Nightmare Alley
Dies ist eine Rezension aus Der phantastische Bücherbriefdem monatlich von 1980 bis 2021 erschienenen Newsletter vom Club für phantastische Literatur von Erik Schreiber. |
Eine Reihe von Dingen machen dieses Buch interessant. In erster Linie - die Sprache. Dieses Buch ist in der amerikanischen Sprache der ersten Hälfte des XX. Jahrhunderts geschrieben. Gresham hat ein scharfes Ohr und die Fähigkeit¸ zu Papier zu bringen¸ wie die Leute wirklich reden. Das Buch ist voll von Umgangssprachausdrücken¸ berufseigenen Ausdrücken¸ sowie psychiatrischen. Wörter und Ausdrücke¸ die Sie nicht oft im Druck finden werden¸ geschweige denn in der deutschen Übersetzung. Gleichzeitig wird das Leben selbst mit vielen Einzelheiten eingefangen¸ was dieses Buch sehr überzeugend macht. Es hat eine Vielzahl von Charakteren¸ einem abscheulichen Psychiater¸ einem Industriellen¸ der von „spirituellen“ Gaunern getäuscht wird¸ bis hin zu einem schwarzen Kommunisten¸ der in einem Kapitel wieder sehr anschaulich beschrieben wird. Jeder spricht in seiner eigenen Sprache: Polizist¸ Leichenbeschauer (was für eine Geschichte!¸ Psychiaterin...
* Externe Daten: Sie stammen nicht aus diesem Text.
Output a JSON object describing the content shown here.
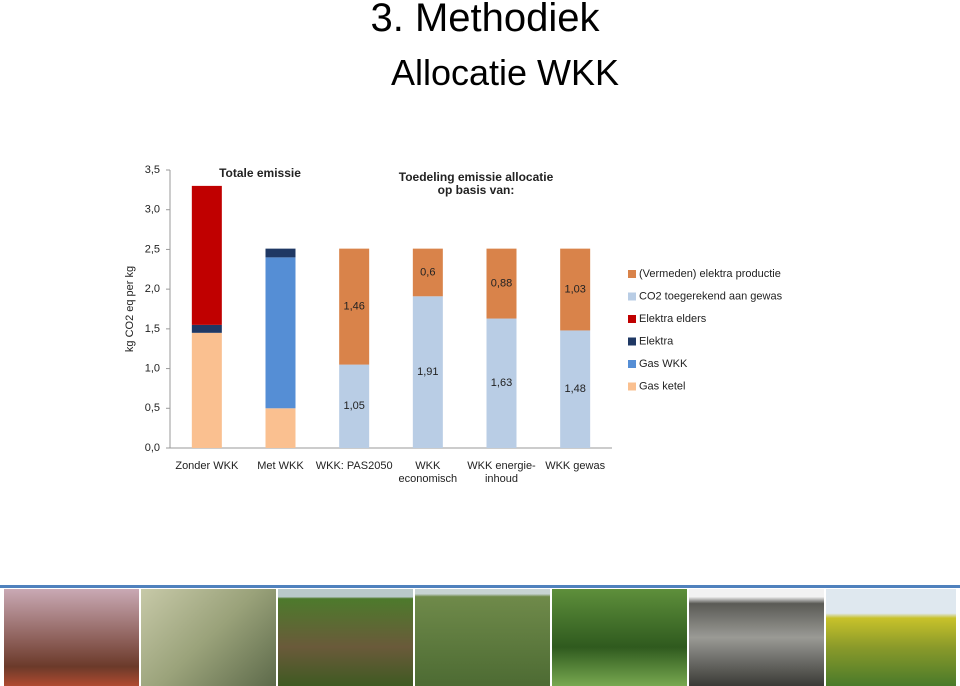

Das Buch beschreibt ausführlich¸ wie „Gedankenleser“ arbeiten¸ bis hin zu hochrangigen „Spiritisten“¸ die betrügerische Séancen arrangieren¸ bei denen Menschen ihre verstorbenen Lieben treffen und die Opfer um all ihren Besitz betrügen.
Eine weitere Seite des Buches¸ die es wert ist¸ betrachtet zu werden¸ ist die Möglichkeit¸ einen Einblick in den - wahrscheinlich gequälten - Verstand des Autors selbst zu bekommen. Wie wir aus der Einführung lernen¸ war er Alkoholiker¸ auch er wurde von den damals sehr beliebten Lehren Sigmund Freuds beeinflusst. Es gibt viel Sexualität im Buch¸ wenn nicht sehr explizit - dann zumindest vorgeschlagen; die Prosa ist dicht mit sexuellen Sehnsüchten¸ Traumata und Verzweiflung. Zwei Hauptfiguren¸ Stan und Molly¸ erlebten beide in ihrer Kindheit sexuelle Handlungen¸ die Gresham als traumatisches Ereignis beschreibt. Im Allgemeinen ist Gresham im Natur- und Pflegestreit eindeutig sehr stark auf der Ernährungsseite. Das Leben seiner Helden ist¸ so der Autor¸ wegen dieser Erfahrungen in der Kindheit gebrochen. Ich frage mich¸ ob Gresham selbst so etwas als Kind erlitten hat.
Ich wiederhole - dieses Buch ist nicht angenehm¸ und ich finde es philosophisch nicht interessant¸ auch die Figuren sind eher eindimensional. Die Geschichte selbst und die Konstruktion dieses Buches sind gut¸ aber das Hauptinteresse liegt darin¸ eine Geschichte der Gesellschaft¸ der Sprache und der Denkweise der Menschen in bestimmter Zeit und an einem bestimmten Ort zu beschreiben. Und diese Aufgabe wird vom Autor mit großer Meisterschaft erfüllt.